Ouais, c’est bien gentil tout ça, mais très, très éloigné de la réalité des rapports entre financements publics et marchés financiers (et donc dettes publiques) intimement liés au rapport entre financement de la rente privée et marchés financiers.
Quand vous dites « quelques rentiers » qui profitent de la dette publique des membres du G20, il ne s’agit pas de « quelques » banksters et « quelques » gros capitalistes, ce serait bien trop simple politiquement de les tordre, de les rincer et j’ose croire que cela aurait déjà été fait, quitte à voir quelques établissements financiers y laisser chemise, caleçon et bilan et, surtout et plus grave, quelques vieilles amitiès complices quelque peu écornées dans le poulailler de la courtisaille.
Mais, ces « quelques rentiers », c’est, par exemple, les clients privilègiés de tout le système de fonds de pension « à la française » – d’assurances- retraite par capitalisation privatisées en fait, soit les 1400 milliards d’€ placés par des millions de ménages français sur des fonds d’assurance-vie très majoritairement en € (plus de 20 Millons de contats en France, soit aux alentours d’une moyenne de 70 000 € par contrat…), et donc massivement investis sur des titres de dettes publiques, à long terme le plus souvent. Tout simplement parce que seuls ces produits offrent aux bancassurances françaises une durée, des taux et des notes d’agences à la hauteur des garanties de taux et de capital ainsi que la durée des produits financiers offerts à leurs millions de clients. Seules les obligations d’Etats leur offrent les contreparties nécessaires, couplées aux mecanismes plus sophistiqués offerts par les marchés financiers, tels les swaps de taux, pour se couvrir du risque de taux qui peut provoquer, en cas de variation rapide des taux d’intérêts, à la hausse comme à la baisse, des fuites massives des capitaux de leurs clients ou une baisse tout aussi massive de la collecte de nouveaux capitaux, pouvant entrainer la faillite comme pour tout vulgaire fonds de pension américain jouant sur des marchés à risque, actions où autre. Le système des assurances-vie « à la française » est la merveille de la finance hexagonale, une magnifique opération de détournement de fonds globale, mais c’est aussi un authentique et énorme « Ponzi scheme ».

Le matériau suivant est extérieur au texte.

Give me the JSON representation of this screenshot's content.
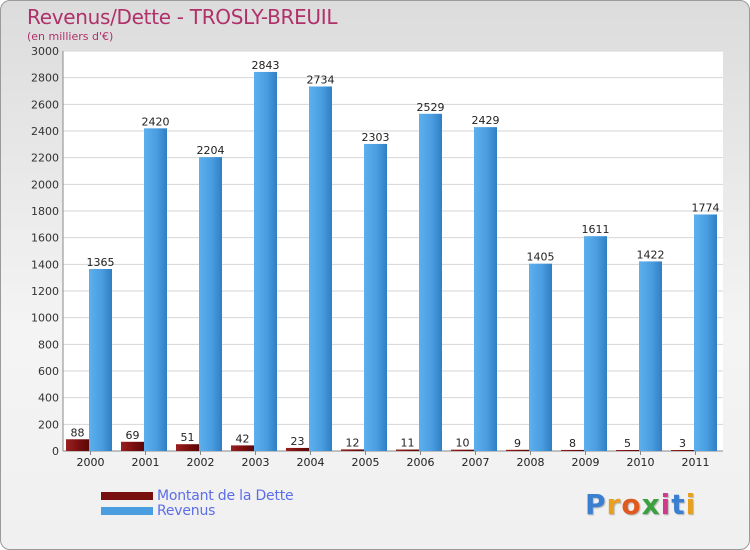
{
  "chart_data": {
    "type": "bar",
    "title": "Revenus/Dette - TROSLY-BREUIL",
    "subtitle": "(en milliers d'€)",
    "categories": [
      "2000",
      "2001",
      "2002",
      "2003",
      "2004",
      "2005",
      "2006",
      "2007",
      "2008",
      "2009",
      "2010",
      "2011"
    ],
    "series": [
      {
        "name": "Montant de la Dette",
        "color": "#7a0f0f",
        "values": [
          88,
          69,
          51,
          42,
          23,
          12,
          11,
          10,
          9,
          8,
          5,
          3
        ]
      },
      {
        "name": "Revenus",
        "color": "#4a9ee0",
        "values": [
          1365,
          2420,
          2204,
          2843,
          2734,
          2303,
          2529,
          2429,
          1405,
          1611,
          1422,
          1774
        ]
      }
    ],
    "ylim": [
      0,
      3000
    ],
    "yticks": [
      0,
      200,
      400,
      600,
      800,
      1000,
      1200,
      1400,
      1600,
      1800,
      2000,
      2200,
      2400,
      2600,
      2800,
      3000
    ],
    "grid": true,
    "legend_position": "bottom-left"
  },
  "logo": {
    "letters": [
      {
        "ch": "P",
        "color": "#3a7fd0"
      },
      {
        "ch": "r",
        "color": "#e8a020"
      },
      {
        "ch": "o",
        "color": "#e05a20"
      },
      {
        "ch": "x",
        "color": "#3aa040"
      },
      {
        "ch": "i",
        "color": "#d03a8a"
      },
      {
        "ch": "t",
        "color": "#3a7fd0"
      },
      {
        "ch": "i",
        "color": "#e8a020"
      }
    ]
  }
}
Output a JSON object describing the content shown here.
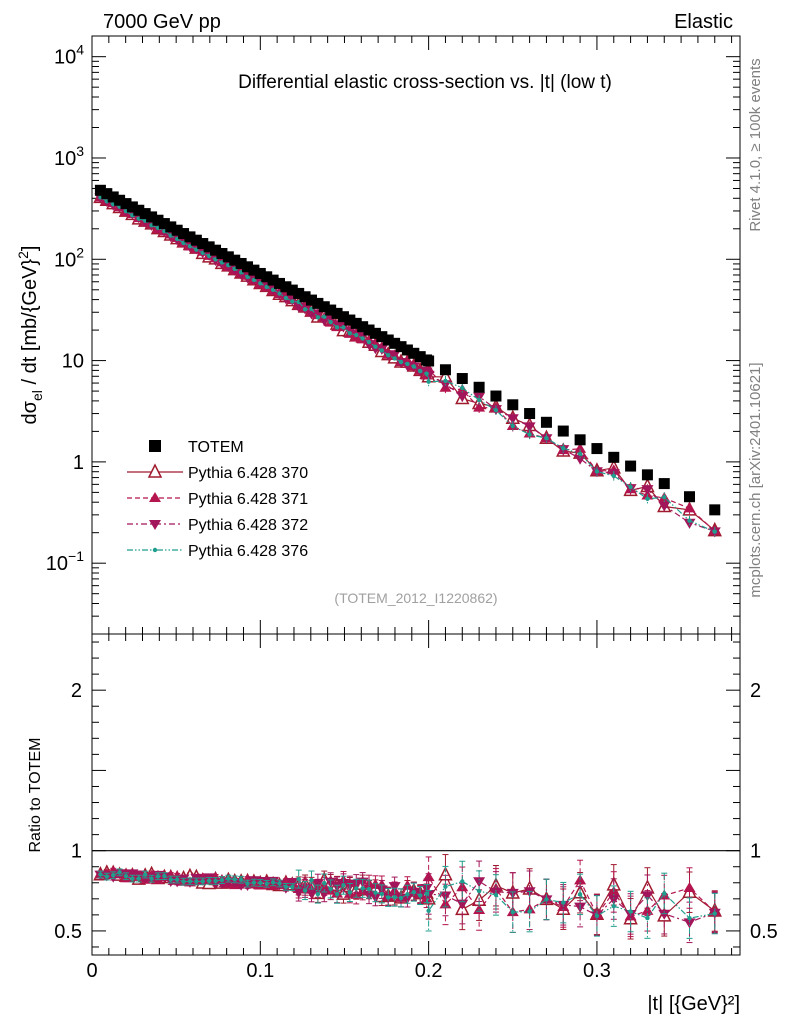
{
  "header": {
    "left": "7000 GeV pp",
    "right": "Elastic"
  },
  "side_text": {
    "rivet": "Rivet 4.1.0, ≥ 100k events",
    "mcplots": "mcplots.cern.ch [arXiv:2401.10621]"
  },
  "chart_data": [
    {
      "type": "scatter",
      "title": "Differential elastic cross-section vs. |t| (low t)",
      "ylabel": "dσel / dt [mb/{GeV}²]",
      "yscale": "log",
      "ylim": [
        0.02,
        16000
      ],
      "xlim": [
        0,
        0.385
      ],
      "watermark": "(TOTEM_2012_I1220862)",
      "yticks": [
        {
          "value": 10000,
          "base": "10",
          "exp": "4"
        },
        {
          "value": 1000,
          "base": "10",
          "exp": "3"
        },
        {
          "value": 100,
          "base": "10",
          "exp": "2"
        },
        {
          "value": 10,
          "base": "10",
          "exp": ""
        },
        {
          "value": 1,
          "base": "1",
          "exp": ""
        },
        {
          "value": 0.1,
          "base": "10",
          "exp": "−1"
        }
      ],
      "legend": [
        {
          "name": "TOTEM",
          "color": "#000000",
          "marker": "square",
          "line": "none"
        },
        {
          "name": "Pythia 6.428 370",
          "color": "#a01a2e",
          "marker": "triangle-open",
          "line": "solid"
        },
        {
          "name": "Pythia 6.428 371",
          "color": "#b5154e",
          "marker": "triangle-up",
          "line": "dashed"
        },
        {
          "name": "Pythia 6.428 372",
          "color": "#a3155a",
          "marker": "triangle-down",
          "line": "dashdot"
        },
        {
          "name": "Pythia 6.428 376",
          "color": "#1f9e8e",
          "marker": "dot",
          "line": "dashdotdot"
        }
      ],
      "data_model": {
        "totem_t_range": [
          0.005,
          0.37
        ],
        "totem_t_range_note": "TOTEM is a near-exponential falloff in |t|, sampled densely below |t|=0.2 and sparser above",
        "totem_dsigma_at_t0": 530,
        "slope_b_per_gev2": 19.9,
        "sparse_t_points": [
          0.2,
          0.21,
          0.22,
          0.23,
          0.24,
          0.25,
          0.26,
          0.27,
          0.28,
          0.29,
          0.3,
          0.31,
          0.32,
          0.33,
          0.34,
          0.355,
          0.37
        ],
        "mc_ratio_start": 0.86,
        "mc_ratio_end": 0.66
      }
    },
    {
      "type": "scatter",
      "ylabel": "Ratio to TOTEM",
      "xlabel": "|t| [{GeV}²]",
      "ylim": [
        0.35,
        2.35
      ],
      "xlim": [
        0,
        0.385
      ],
      "yticks": [
        "0.5",
        "1",
        "2"
      ],
      "xticks": [
        "0",
        "0.1",
        "0.2",
        "0.3"
      ],
      "reference_line": 1
    }
  ]
}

Il faut bien se rendre compte que les privilèges énormes accordés aux clients contractant des assurances-vie en France, tant du point de vue fiscal, de la garantie de rentabilité et surtout de liberté passés, les huit années d’engagement réglementaires, constituent un pilier du système financier français et sont significatifs d’un choix politique faits par nos gouvernants successifs pour instaurer non seulement une source de financement « pérenne » , mais encore un moyen de redistribuer un peu des profits financiers au bon peuple ( de l’ordre de 45 Milliards € d’intérêts récoltés quand même, soit 2000 € en moyenne par contrat – 2 smic nets mensuels… – à 3,5% minimum garantis et quasiment nets d’impôts jusque là…). Les français ont très vite compris les avantages qu’ils pouvaient en tirer – on accumule pas 1400 milliards sur un type de produit financier en dix ou quinze ans sans raisons valables.. Les fils et petits-fils de paysans, ça sait compter….

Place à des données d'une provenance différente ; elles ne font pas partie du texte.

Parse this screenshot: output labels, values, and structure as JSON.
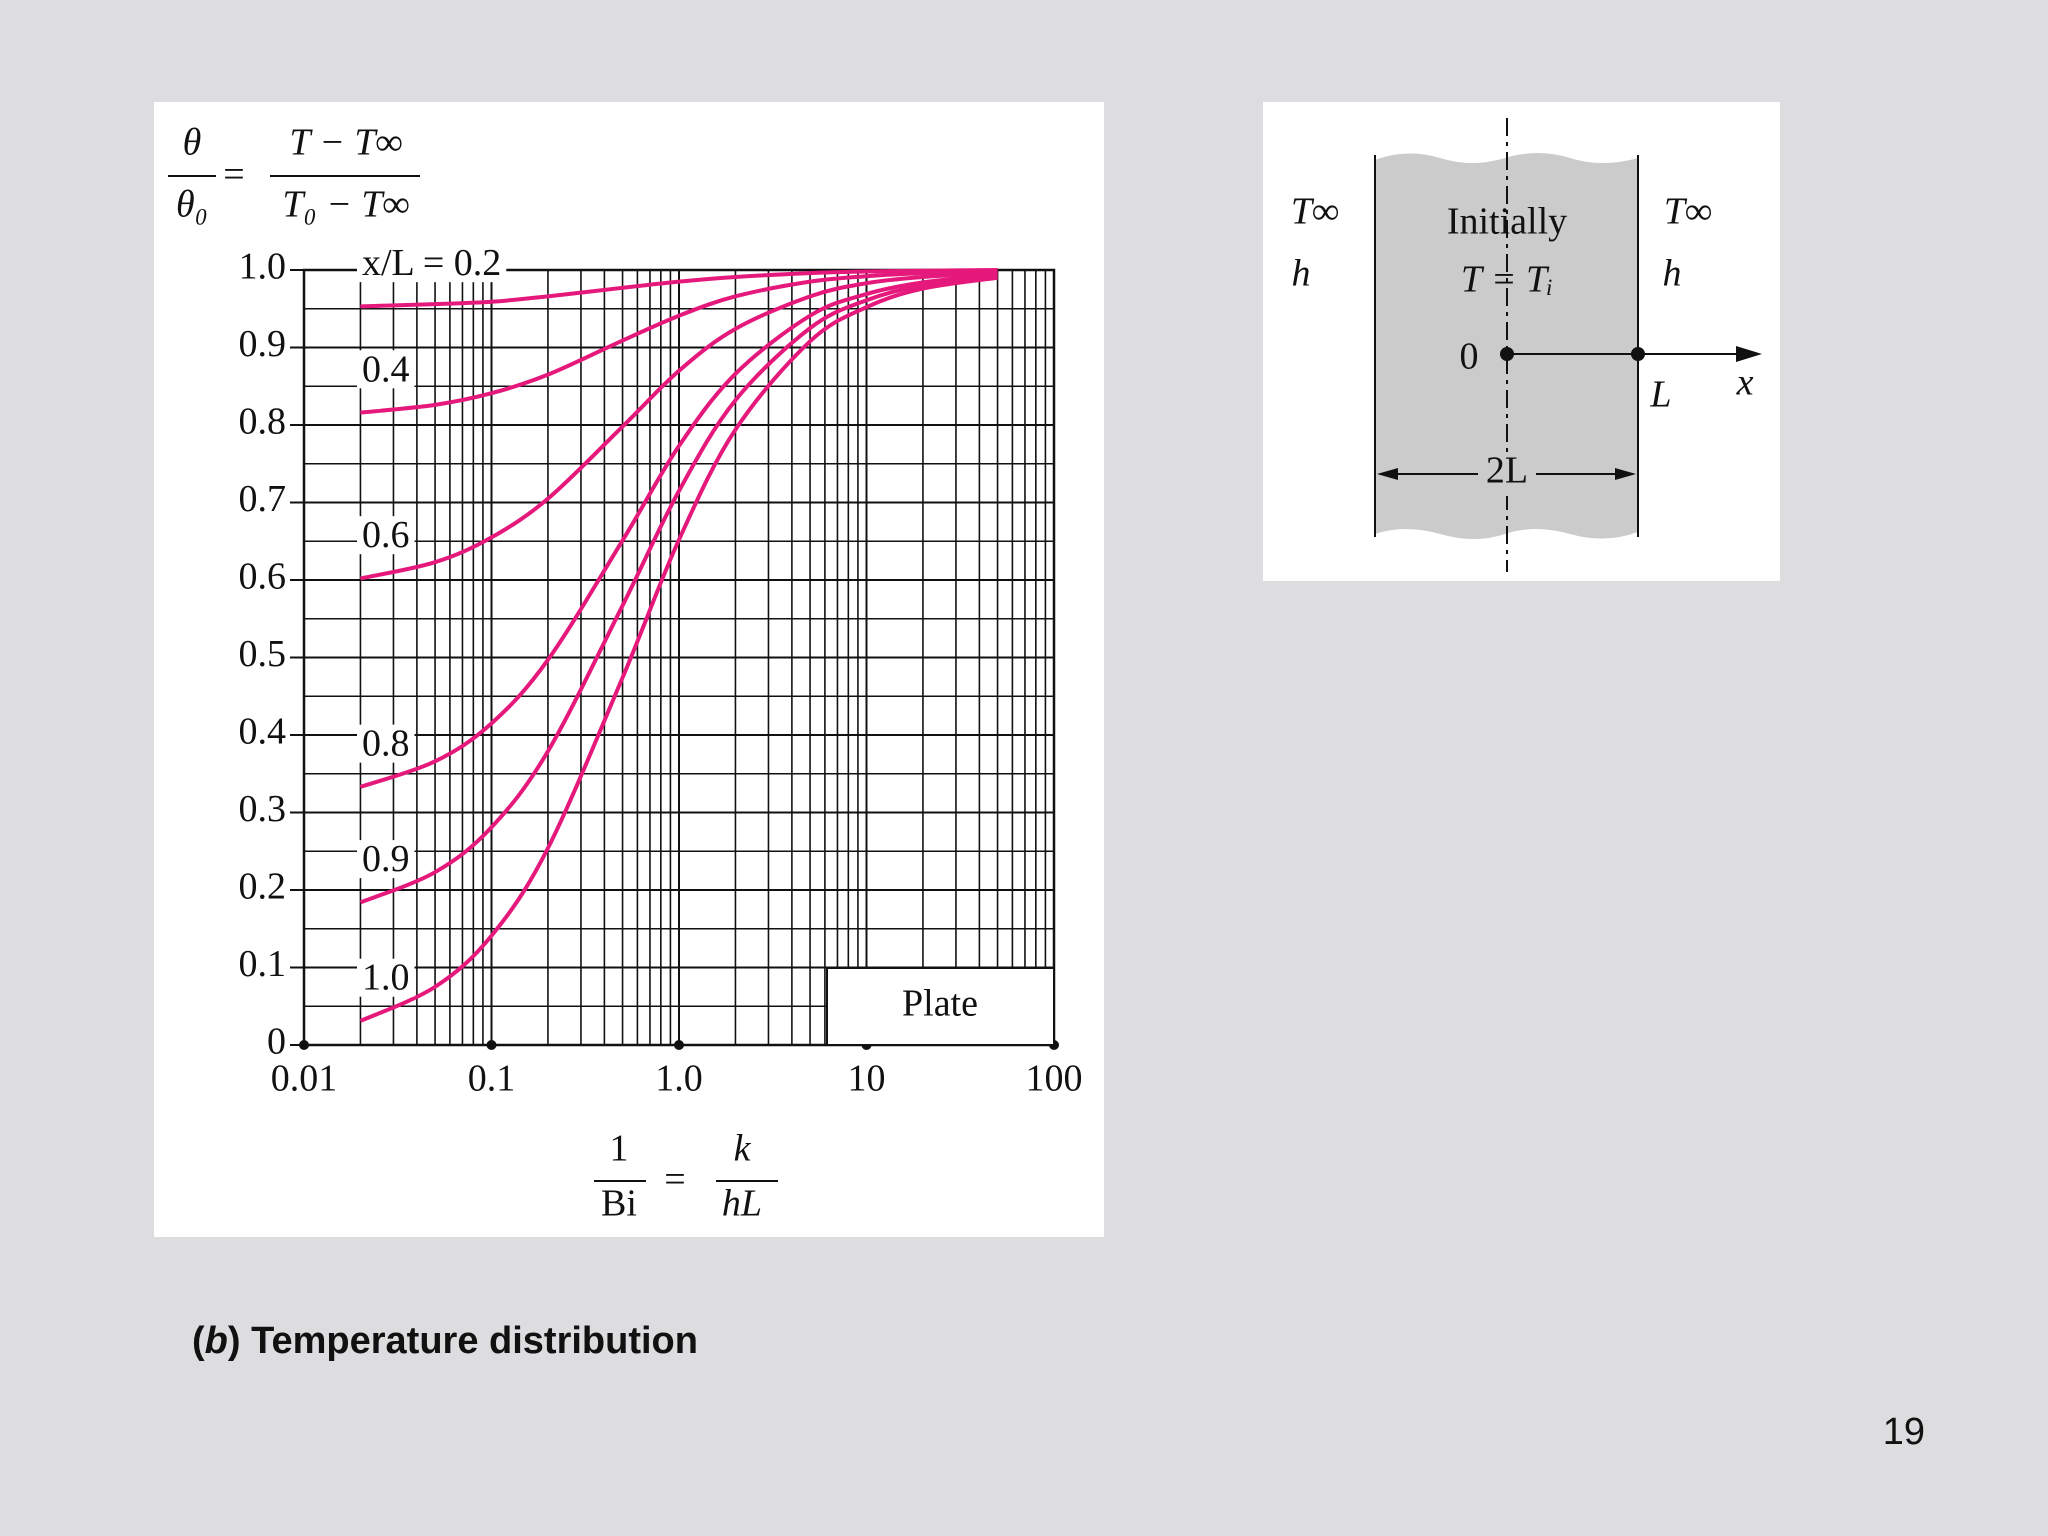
{
  "slide": {
    "caption": [
      "(",
      "b",
      ") Temperature distribution"
    ],
    "page_number": "19"
  },
  "chart_data": {
    "type": "line",
    "ylabel": {
      "lhs_num": "θ",
      "lhs_den": "θ₀",
      "equals": "=",
      "rhs_num": "T − T∞",
      "rhs_den": "T₀ − T∞"
    },
    "xlabel": {
      "lhs_num": "1",
      "lhs_den": "Bi",
      "equals": "=",
      "rhs_num": "k",
      "rhs_den": "hL"
    },
    "annotation": "Plate",
    "x": [
      0.02,
      0.05,
      0.1,
      0.2,
      0.5,
      1,
      2,
      5,
      10,
      20,
      50
    ],
    "series": [
      {
        "name": "x/L = 0.2",
        "color": "#e5197c",
        "values": [
          0.953,
          0.956,
          0.959,
          0.966,
          0.977,
          0.985,
          0.991,
          0.996,
          0.998,
          0.999,
          1.0
        ]
      },
      {
        "name": "0.4",
        "color": "#e5197c",
        "values": [
          0.816,
          0.826,
          0.841,
          0.865,
          0.909,
          0.941,
          0.966,
          0.985,
          0.992,
          0.996,
          0.998
        ]
      },
      {
        "name": "0.6",
        "color": "#e5197c",
        "values": [
          0.602,
          0.623,
          0.655,
          0.705,
          0.798,
          0.87,
          0.924,
          0.966,
          0.983,
          0.991,
          0.996
        ]
      },
      {
        "name": "0.8",
        "color": "#e5197c",
        "values": [
          0.333,
          0.366,
          0.415,
          0.497,
          0.651,
          0.773,
          0.866,
          0.941,
          0.969,
          0.984,
          0.994
        ]
      },
      {
        "name": "0.9",
        "color": "#e5197c",
        "values": [
          0.184,
          0.223,
          0.281,
          0.379,
          0.567,
          0.715,
          0.832,
          0.925,
          0.961,
          0.98,
          0.992
        ]
      },
      {
        "name": "1.0",
        "color": "#e5197c",
        "values": [
          0.031,
          0.075,
          0.141,
          0.254,
          0.474,
          0.652,
          0.794,
          0.908,
          0.952,
          0.976,
          0.99
        ]
      }
    ],
    "xscale": "log",
    "xlim": [
      0.01,
      100
    ],
    "xticks": [
      0.01,
      0.1,
      {
        "value": 1,
        "label": "1.0"
      },
      10,
      100
    ],
    "ylim": [
      0,
      1
    ],
    "yticks": [
      0,
      0.1,
      0.2,
      0.3,
      0.4,
      0.5,
      0.6,
      0.7,
      0.8,
      0.9,
      {
        "value": 1,
        "label": "1.0"
      }
    ],
    "grid": true,
    "minor_grid": true
  },
  "diagram": {
    "left_fluid": [
      "T∞",
      "h"
    ],
    "right_fluid": [
      "T∞",
      "h"
    ],
    "body": [
      "Initially",
      "T = Tᵢ"
    ],
    "origin": "0",
    "end": "L",
    "axis": "x",
    "width": "2L"
  }
}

Mais sont-ils vraiment conscients du coût à payer par les contreparties, de l’autre côté du miroir financier, pour cette sécurité garantie, cette rentabilité garantie, cette liberté garantie (une option de « put » en fait offerte par « l’assureur », je peux me retirer et demander le paiement quand je veux, tout en pouvant augmenter inversement comme je veux mes dépôts sur le contrat à taux préalablement garanti… intenable le truc), cette quasi défiscalisation garantie ? Comme conscients des angoisses des gestionnaires de ces fonds énormes et donc les acrobaties financières incroyables qu’ils doivent exécuter pour couvrir les risques impensables que le système comme la concurrence les obligent à prendre, rien que pour se couvrir du risque de taux, sans parler des risques de défauts obligataires avec CDS à la clef et tutti quanti… On voit encore des pubs offrant du 4,5 %… Il en faut des junk bonds ou des dettes de pigs pour payer ça…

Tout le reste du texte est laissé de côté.